Car, en cette sombre journée de l’an II de la République, rien ne se passe comme prévu. L’un des parlementaires, Bonnet de Saint-Hilaire, assoupi par l’ivresse éthylique et lascive d’une nuit passée entre les cuisses d’une gourgandine aussi avinée que lui, en vint presque à oublier ce jour crucial où la Convention décidait du sort de Louis Capet le Seizième, roi de France, à qui nos parlementaires promettaient la mort. Mort plutôt que bannissement ? Du moins le pensaient-ils tous. C’était sans compter sur l’étourderie de notre fantasque et irréfléchi député, relevé à la hâte de son lit tiède encore des voluptés de la nuit et pressé par l’urgence ultime de déposer son vote. Un député manipulé, à vrai dire, par un autre et facétieux collègue, Toinet, ci–devant député de la Vienne voulant jouer un tour pendable à cet excentrique de Bonnet dont il savait la légèreté et la distraction. Toinet souffla dans l’oreille de notre tête en l’air la sentence qu’on n’attendait pas, et que goba Bonnet, bonnet d’âne en l’occurrence, lâchant tout juste le mot à proscrire : bannissement ! Et « c’est ainsi qu’à une voix de majorité, celle de Bonnet de Saint-Hilaire, Louis sauva sa tête »…

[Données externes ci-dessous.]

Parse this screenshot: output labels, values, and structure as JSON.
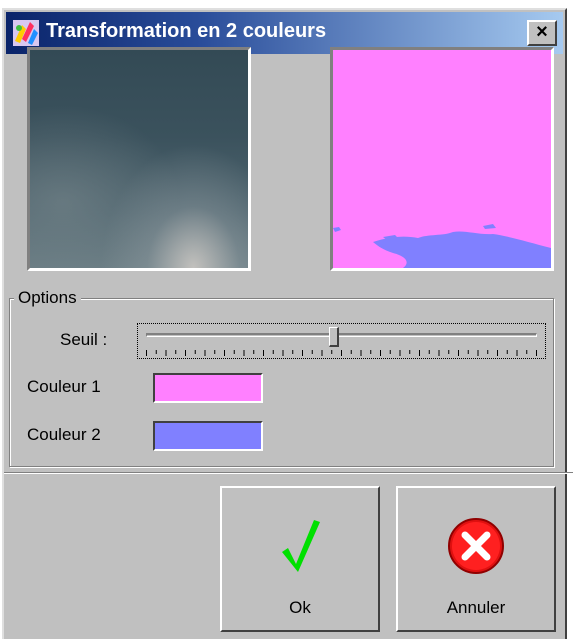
{
  "window": {
    "title": "Transformation en 2 couleurs",
    "close_label": "×",
    "app_icon": "paint-palette-icon"
  },
  "options": {
    "group_label": "Options",
    "threshold_label": "Seuil :",
    "threshold_value_fraction": 0.48,
    "color1_label": "Couleur 1",
    "color1": "#ff80ff",
    "color2_label": "Couleur 2",
    "color2": "#8080ff"
  },
  "buttons": {
    "ok_label": "Ok",
    "ok_icon": "green-checkmark-icon",
    "cancel_label": "Annuler",
    "cancel_icon": "red-x-circle-icon"
  }
}
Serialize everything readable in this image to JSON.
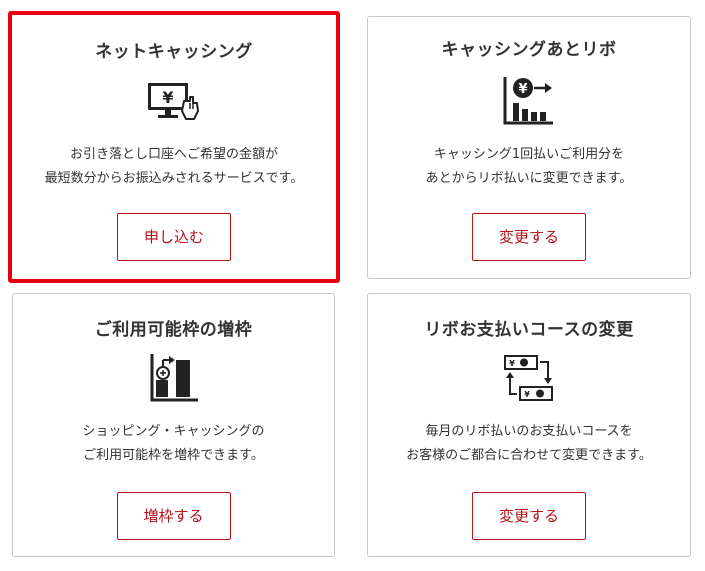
{
  "cards": [
    {
      "title": "ネットキャッシング",
      "icon": "monitor-yen-icon",
      "desc_line1": "お引き落とし口座へご希望の金額が",
      "desc_line2": "最短数分からお振込みされるサービスです。",
      "button_label": "申し込む"
    },
    {
      "title": "キャッシングあとリボ",
      "icon": "yen-chart-icon",
      "desc_line1": "キャッシング1回払いご利用分を",
      "desc_line2": "あとからリボ払いに変更できます。",
      "button_label": "変更する"
    },
    {
      "title": "ご利用可能枠の増枠",
      "icon": "limit-increase-icon",
      "desc_line1": "ショッピング・キャッシングの",
      "desc_line2": "ご利用可能枠を増枠できます。",
      "button_label": "増枠する"
    },
    {
      "title": "リボお支払いコースの変更",
      "icon": "payment-exchange-icon",
      "desc_line1": "毎月のリボ払いのお支払いコースを",
      "desc_line2": "お客様のご都合に合わせて変更できます。",
      "button_label": "変更する"
    }
  ],
  "colors": {
    "accent": "#b5121b",
    "highlight": "#e60012",
    "border": "#c8c8c8",
    "text": "#333333"
  }
}
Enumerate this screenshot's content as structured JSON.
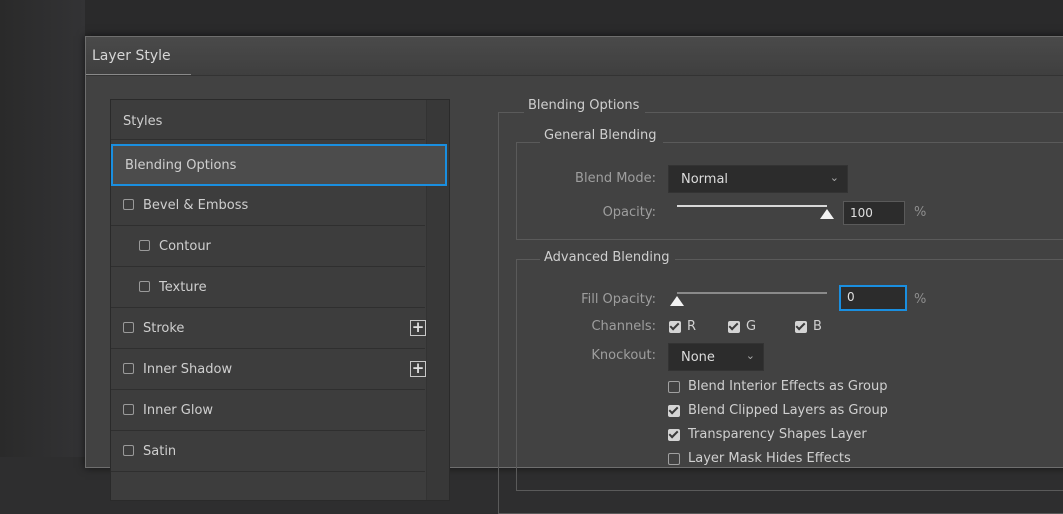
{
  "dialog": {
    "title": "Layer Style"
  },
  "styles_panel": {
    "header": "Styles",
    "items": [
      {
        "label": "Blending Options",
        "selected": true,
        "has_checkbox": false,
        "checked": false,
        "has_plus": false,
        "indent": 0
      },
      {
        "label": "Bevel & Emboss",
        "selected": false,
        "has_checkbox": true,
        "checked": false,
        "has_plus": false,
        "indent": 0
      },
      {
        "label": "Contour",
        "selected": false,
        "has_checkbox": true,
        "checked": false,
        "has_plus": false,
        "indent": 1
      },
      {
        "label": "Texture",
        "selected": false,
        "has_checkbox": true,
        "checked": false,
        "has_plus": false,
        "indent": 1
      },
      {
        "label": "Stroke",
        "selected": false,
        "has_checkbox": true,
        "checked": false,
        "has_plus": true,
        "indent": 0
      },
      {
        "label": "Inner Shadow",
        "selected": false,
        "has_checkbox": true,
        "checked": false,
        "has_plus": true,
        "indent": 0
      },
      {
        "label": "Inner Glow",
        "selected": false,
        "has_checkbox": true,
        "checked": false,
        "has_plus": false,
        "indent": 0
      },
      {
        "label": "Satin",
        "selected": false,
        "has_checkbox": true,
        "checked": false,
        "has_plus": false,
        "indent": 0
      }
    ],
    "plus_glyph": "+"
  },
  "blending_options": {
    "section_title": "Blending Options",
    "general": {
      "title": "General Blending",
      "blend_mode_label": "Blend Mode:",
      "blend_mode_value": "Normal",
      "opacity_label": "Opacity:",
      "opacity_value": "100",
      "opacity_fraction": 1.0,
      "percent": "%"
    },
    "advanced": {
      "title": "Advanced Blending",
      "fill_opacity_label": "Fill Opacity:",
      "fill_opacity_value": "0",
      "fill_opacity_fraction": 0.0,
      "percent": "%",
      "channels_label": "Channels:",
      "channels": [
        {
          "label": "R",
          "checked": true
        },
        {
          "label": "G",
          "checked": true
        },
        {
          "label": "B",
          "checked": true
        }
      ],
      "knockout_label": "Knockout:",
      "knockout_value": "None",
      "options": [
        {
          "label": "Blend Interior Effects as Group",
          "checked": false
        },
        {
          "label": "Blend Clipped Layers as Group",
          "checked": true
        },
        {
          "label": "Transparency Shapes Layer",
          "checked": true
        },
        {
          "label": "Layer Mask Hides Effects",
          "checked": false
        }
      ]
    }
  },
  "colors": {
    "focus_accent": "#1a8fe0",
    "dialog_bg": "#424242",
    "field_bg": "#2c2c2c"
  },
  "icons": {
    "dropdown": "chevron-down-icon",
    "add": "plus-icon"
  }
}
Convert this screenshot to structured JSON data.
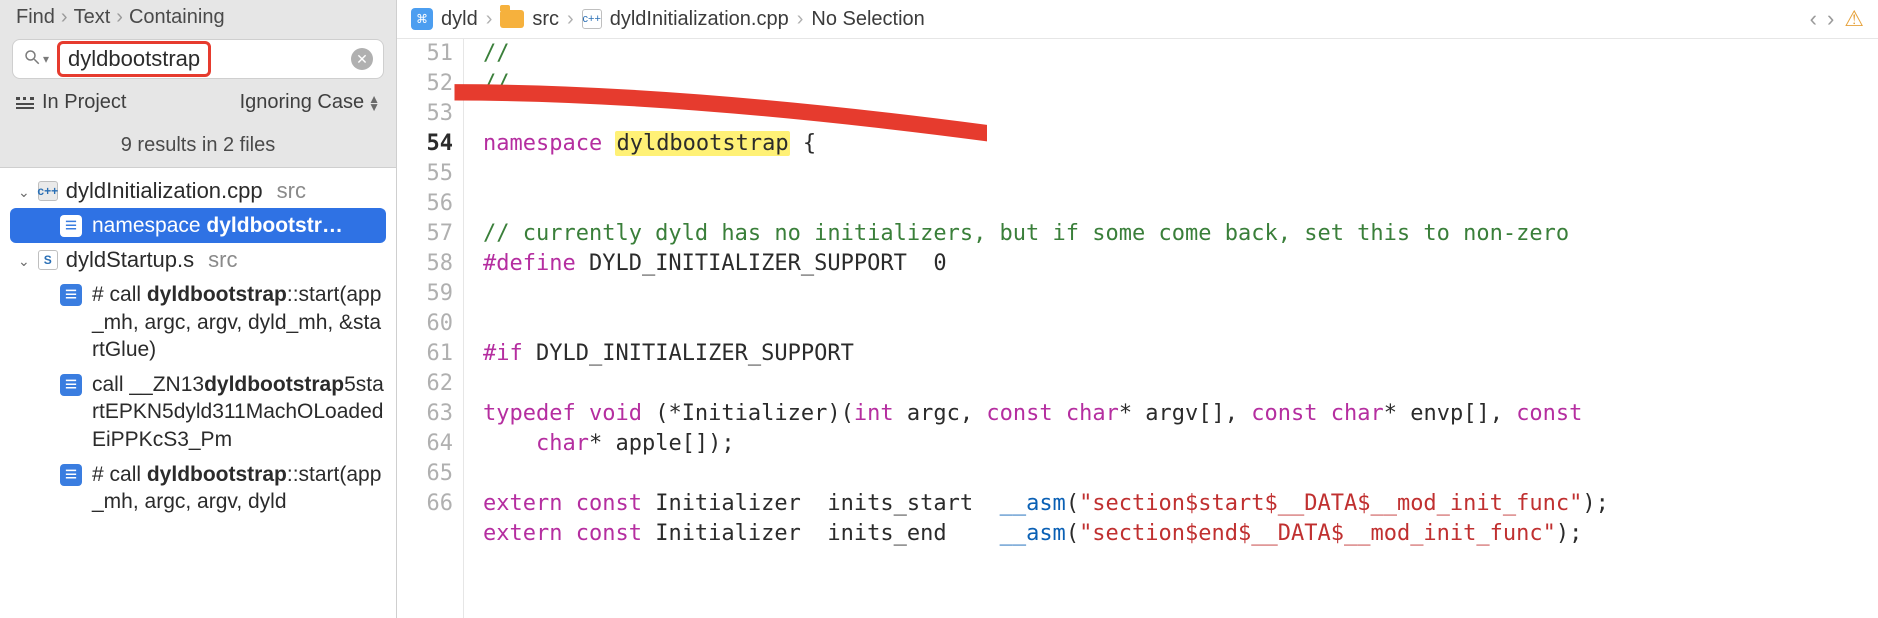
{
  "sidebar": {
    "breadcrumbs": [
      "Find",
      "Text",
      "Containing"
    ],
    "search": {
      "query": "dyldbootstrap",
      "placeholder": ""
    },
    "scope_label": "In Project",
    "ignore_case_label": "Ignoring Case",
    "results_summary": "9 results in 2 files",
    "files": [
      {
        "icon": "cpp",
        "name": "dyldInitialization.cpp",
        "dir": "src",
        "matches": [
          {
            "selected": true,
            "pre": "namespace ",
            "hit": "dyldbootstr…",
            "post": ""
          }
        ]
      },
      {
        "icon": "asm",
        "name": "dyldStartup.s",
        "dir": "src",
        "matches": [
          {
            "pre": "# call ",
            "hit": "dyldbootstrap",
            "post": "::start(app_mh, argc, argv, dyld_mh, &startGlue)"
          },
          {
            "pre": "call  __ZN13",
            "hit": "dyldbootstrap",
            "post": "5startEPKN5dyld311MachOLoadedEiPPKcS3_Pm"
          },
          {
            "pre": "# call ",
            "hit": "dyldbootstrap",
            "post": "::start(app_mh, argc, argv, dyld"
          }
        ]
      }
    ]
  },
  "editor": {
    "breadcrumbs": {
      "project": "dyld",
      "folder": "src",
      "file": "dyldInitialization.cpp",
      "selection": "No Selection"
    },
    "first_line": 51,
    "current_line": 54,
    "lines": [
      {
        "n": 51,
        "tokens": [
          {
            "cls": "hl-comment",
            "t": "//"
          }
        ]
      },
      {
        "n": 52,
        "tokens": [
          {
            "cls": "hl-comment",
            "t": "//"
          }
        ]
      },
      {
        "n": 53,
        "tokens": []
      },
      {
        "n": 54,
        "tokens": [
          {
            "cls": "hl-key",
            "t": "namespace "
          },
          {
            "cls": "hl-mark",
            "t": "dyldbootstrap"
          },
          {
            "cls": "hl-plain",
            "t": " {"
          }
        ]
      },
      {
        "n": 55,
        "tokens": []
      },
      {
        "n": 56,
        "tokens": []
      },
      {
        "n": 57,
        "tokens": [
          {
            "cls": "hl-comment",
            "t": "// currently dyld has no initializers, but if some come back, set this to non-zero"
          }
        ]
      },
      {
        "n": 58,
        "tokens": [
          {
            "cls": "hl-key",
            "t": "#define"
          },
          {
            "cls": "hl-plain",
            "t": " DYLD_INITIALIZER_SUPPORT  "
          },
          {
            "cls": "hl-plain",
            "t": "0"
          }
        ]
      },
      {
        "n": 59,
        "tokens": []
      },
      {
        "n": 60,
        "tokens": []
      },
      {
        "n": 61,
        "tokens": [
          {
            "cls": "hl-key",
            "t": "#if"
          },
          {
            "cls": "hl-plain",
            "t": " DYLD_INITIALIZER_SUPPORT"
          }
        ]
      },
      {
        "n": 62,
        "tokens": []
      },
      {
        "n": 63,
        "tokens": [
          {
            "cls": "hl-key",
            "t": "typedef "
          },
          {
            "cls": "hl-key",
            "t": "void"
          },
          {
            "cls": "hl-plain",
            "t": " (*Initializer)("
          },
          {
            "cls": "hl-key",
            "t": "int"
          },
          {
            "cls": "hl-plain",
            "t": " argc, "
          },
          {
            "cls": "hl-key",
            "t": "const "
          },
          {
            "cls": "hl-key",
            "t": "char"
          },
          {
            "cls": "hl-plain",
            "t": "* argv[], "
          },
          {
            "cls": "hl-key",
            "t": "const "
          },
          {
            "cls": "hl-key",
            "t": "char"
          },
          {
            "cls": "hl-plain",
            "t": "* envp[], "
          },
          {
            "cls": "hl-key",
            "t": "const"
          },
          {
            "cls": "hl-plain",
            "t": "\n    "
          },
          {
            "cls": "hl-key",
            "t": "char"
          },
          {
            "cls": "hl-plain",
            "t": "* apple[]);"
          }
        ]
      },
      {
        "n": 64,
        "tokens": []
      },
      {
        "n": 65,
        "tokens": [
          {
            "cls": "hl-key",
            "t": "extern "
          },
          {
            "cls": "hl-key",
            "t": "const"
          },
          {
            "cls": "hl-plain",
            "t": " Initializer  inits_start  "
          },
          {
            "cls": "hl-ident",
            "t": "__asm"
          },
          {
            "cls": "hl-plain",
            "t": "("
          },
          {
            "cls": "hl-str",
            "t": "\"section$start$__DATA$__mod_init_func\""
          },
          {
            "cls": "hl-plain",
            "t": ");"
          }
        ]
      },
      {
        "n": 66,
        "tokens": [
          {
            "cls": "hl-key",
            "t": "extern "
          },
          {
            "cls": "hl-key",
            "t": "const"
          },
          {
            "cls": "hl-plain",
            "t": " Initializer  inits_end    "
          },
          {
            "cls": "hl-ident",
            "t": "__asm"
          },
          {
            "cls": "hl-plain",
            "t": "("
          },
          {
            "cls": "hl-str",
            "t": "\"section$end$__DATA$__mod_init_func\""
          },
          {
            "cls": "hl-plain",
            "t": ");"
          }
        ]
      }
    ]
  }
}
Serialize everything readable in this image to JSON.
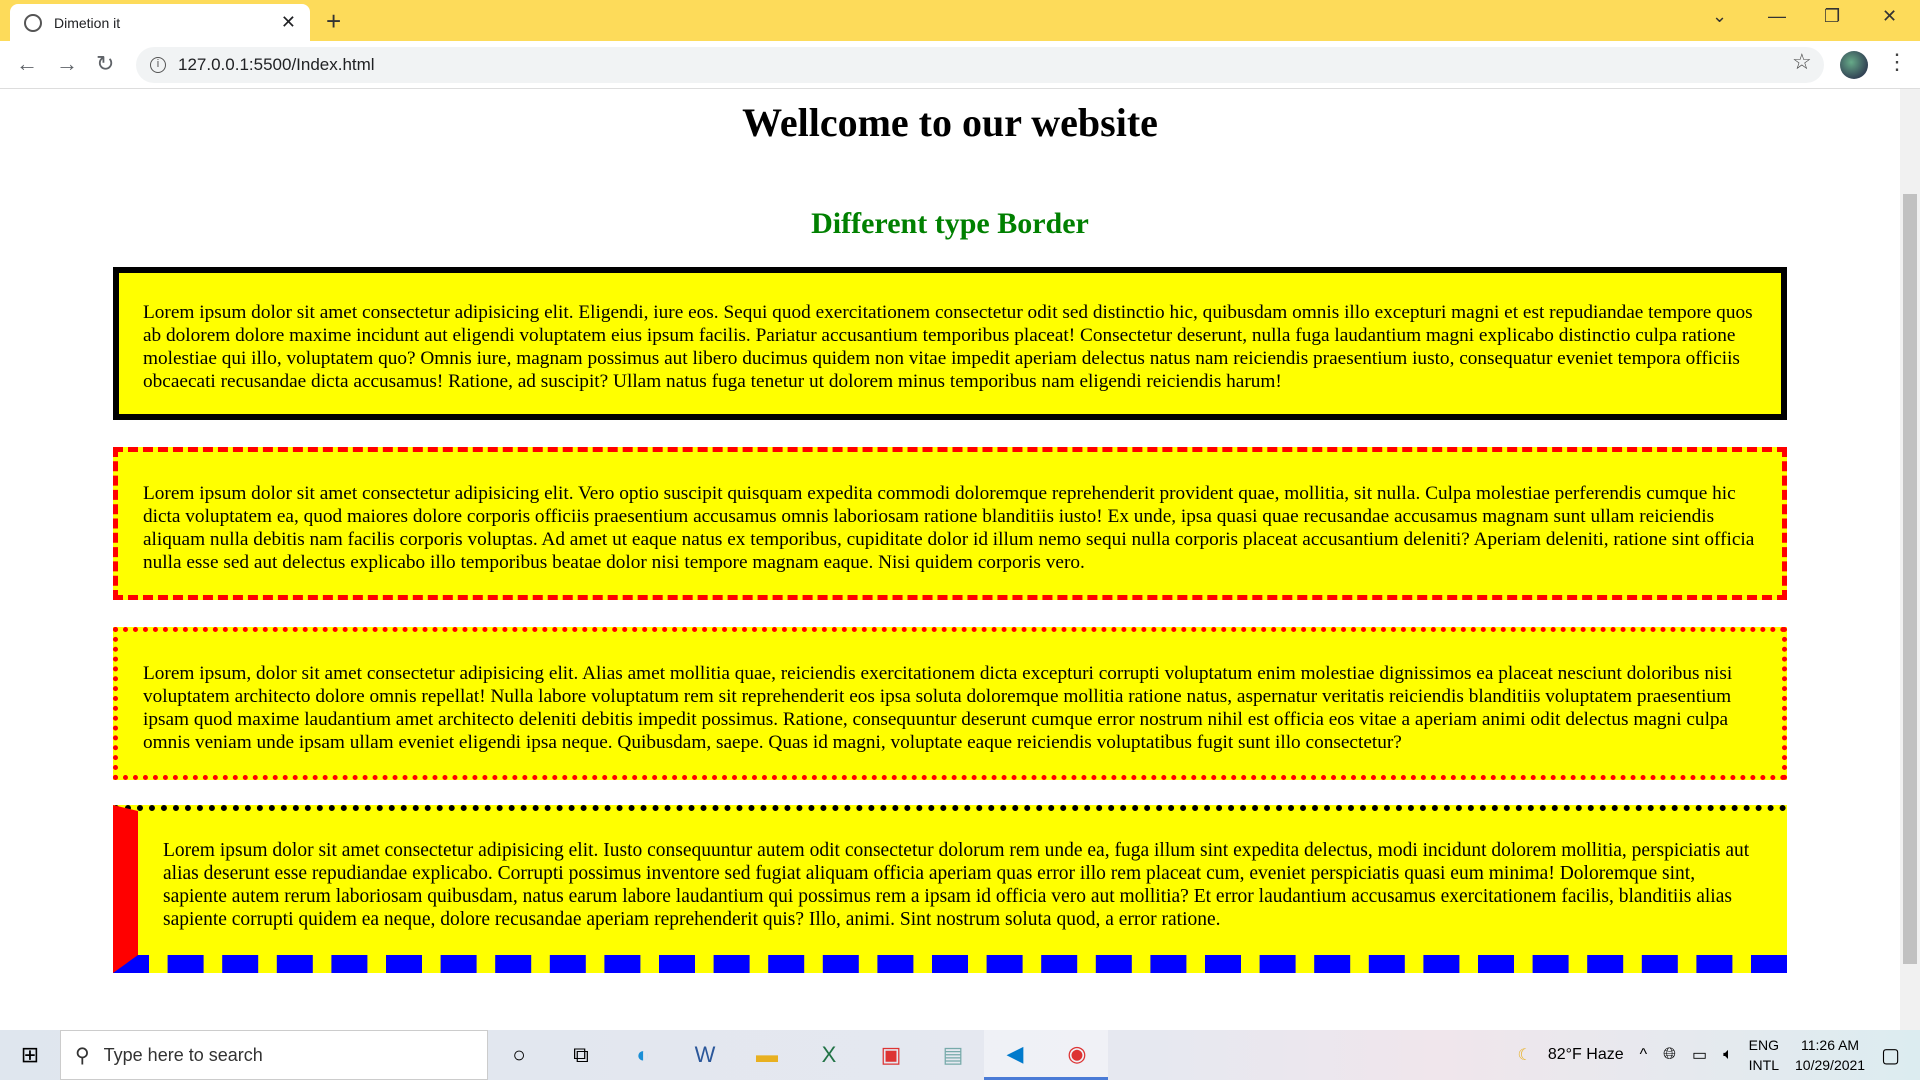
{
  "browser": {
    "tab_title": "Dimetion it",
    "url": "127.0.0.1:5500/Index.html",
    "accent": "#fddb5a"
  },
  "page": {
    "title": "Wellcome to our website",
    "subtitle": "Different type Border",
    "paragraphs": [
      "Lorem ipsum dolor sit amet consectetur adipisicing elit. Eligendi, iure eos. Sequi quod exercitationem consectetur odit sed distinctio hic, quibusdam omnis illo excepturi magni et est repudiandae tempore quos ab dolorem dolore maxime incidunt aut eligendi voluptatem eius ipsum facilis. Pariatur accusantium temporibus placeat! Consectetur deserunt, nulla fuga laudantium magni explicabo distinctio culpa ratione molestiae qui illo, voluptatem quo? Omnis iure, magnam possimus aut libero ducimus quidem non vitae impedit aperiam delectus natus nam reiciendis praesentium iusto, consequatur eveniet tempora officiis obcaecati recusandae dicta accusamus! Ratione, ad suscipit? Ullam natus fuga tenetur ut dolorem minus temporibus nam eligendi reiciendis harum!",
      "Lorem ipsum dolor sit amet consectetur adipisicing elit. Vero optio suscipit quisquam expedita commodi doloremque reprehenderit provident quae, mollitia, sit nulla. Culpa molestiae perferendis cumque hic dicta voluptatem ea, quod maiores dolore corporis officiis praesentium accusamus omnis laboriosam ratione blanditiis iusto! Ex unde, ipsa quasi quae recusandae accusamus magnam sunt ullam reiciendis aliquam nulla debitis nam facilis corporis voluptas. Ad amet ut eaque natus ex temporibus, cupiditate dolor id illum nemo sequi nulla corporis placeat accusantium deleniti? Aperiam deleniti, ratione sint officia nulla esse sed aut delectus explicabo illo temporibus beatae dolor nisi tempore magnam eaque. Nisi quidem corporis vero.",
      "Lorem ipsum, dolor sit amet consectetur adipisicing elit. Alias amet mollitia quae, reiciendis exercitationem dicta excepturi corrupti voluptatum enim molestiae dignissimos ea placeat nesciunt doloribus nisi voluptatem architecto dolore omnis repellat! Nulla labore voluptatum rem sit reprehenderit eos ipsa soluta doloremque mollitia ratione natus, aspernatur veritatis reiciendis blanditiis voluptatem praesentium ipsam quod maxime laudantium amet architecto deleniti debitis impedit possimus. Ratione, consequuntur deserunt cumque error nostrum nihil est officia eos vitae a aperiam animi odit delectus magni culpa omnis veniam unde ipsam ullam eveniet eligendi ipsa neque. Quibusdam, saepe. Quas id magni, voluptate eaque reiciendis voluptatibus fugit sunt illo consectetur?",
      "Lorem ipsum dolor sit amet consectetur adipisicing elit. Iusto consequuntur autem odit consectetur dolorum rem unde ea, fuga illum sint expedita delectus, modi incidunt dolorem mollitia, perspiciatis aut alias deserunt esse repudiandae explicabo. Corrupti possimus inventore sed fugiat aliquam officia aperiam quas error illo rem placeat cum, eveniet perspiciatis quasi eum minima! Doloremque sint, sapiente autem rerum laboriosam quibusdam, natus earum labore laudantium qui possimus rem a ipsam id officia vero aut mollitia? Et error laudantium accusamus exercitationem facilis, blanditiis alias sapiente corrupti quidem ea neque, dolore recusandae aperiam reprehenderit quis? Illo, animi. Sint nostrum soluta quod, a error ratione."
    ],
    "colors": {
      "box_bg": "#ffff00",
      "subtitle": "#008000",
      "red": "#ff0000",
      "blue": "#0000ff"
    }
  },
  "taskbar": {
    "search_placeholder": "Type here to search",
    "weather": "82°F  Haze",
    "lang1": "ENG",
    "lang2": "INTL",
    "time": "11:26 AM",
    "date": "10/29/2021"
  }
}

D’autres qui auront voté la mort du Roi n’auront pas le même sort, et Le Peletier de Saint-Fargeau, (authentique) parlementaire de la Convention et voisin géographique du (fictif) personnage de Bonnet, tous deux représentants du département de l’Yonne, se vit perforé à l’abdomen d’un mortel coup de sabre furieux d’un ancien garde du roi qui l’attendait au Palais-Royal le 20 juillet, veille de la mort du roi. Fait d’arme réel au milieu de tant d’autres dont la véracité relève bien davantage de la fantaisie dont va jouer à l’envi notre romancier pour faire de ce récit alerte et piquant, bref et enlevé, ce qu’il est convenu d’appeler une uchronie, forme littéraire qui transforme une réalité historique avérée en un récit tout à fait à rebours de la vérité, dérive du continent sans limites de la fiction romanesque et de l’imagination au pouvoir ! Le roi, désormais banni, n’est donc plus le condamné à mort dont le bon peuple attendait de voir le chef sectionné rouler dans la sciure.
Une fois la sentence prononcée, le souverain fuira donc son royaume. Mais « pas question de le laisser s’installer dans une cour européenne, sous la protection d’un monarque antirépublicain, tout le monde s’accordait au moins là-dessus…Et la solution asiatique, Grand Turc et Grand Moghol, fut vite abandonnée parce que les mœurs de ces gens étaient mal connues. N’allaient-ils pas être tentés de revendre leur otage au plus offrant ? » Finalement, à l’ouest toute ! Loin, très loin, vers les États-Unis d’Amérique, toute fraîche nation libérée de l’occupant britannique avec l’aide de nos révolutionnaires de 89. Après tout, « les Américains leur devaient bien cela » !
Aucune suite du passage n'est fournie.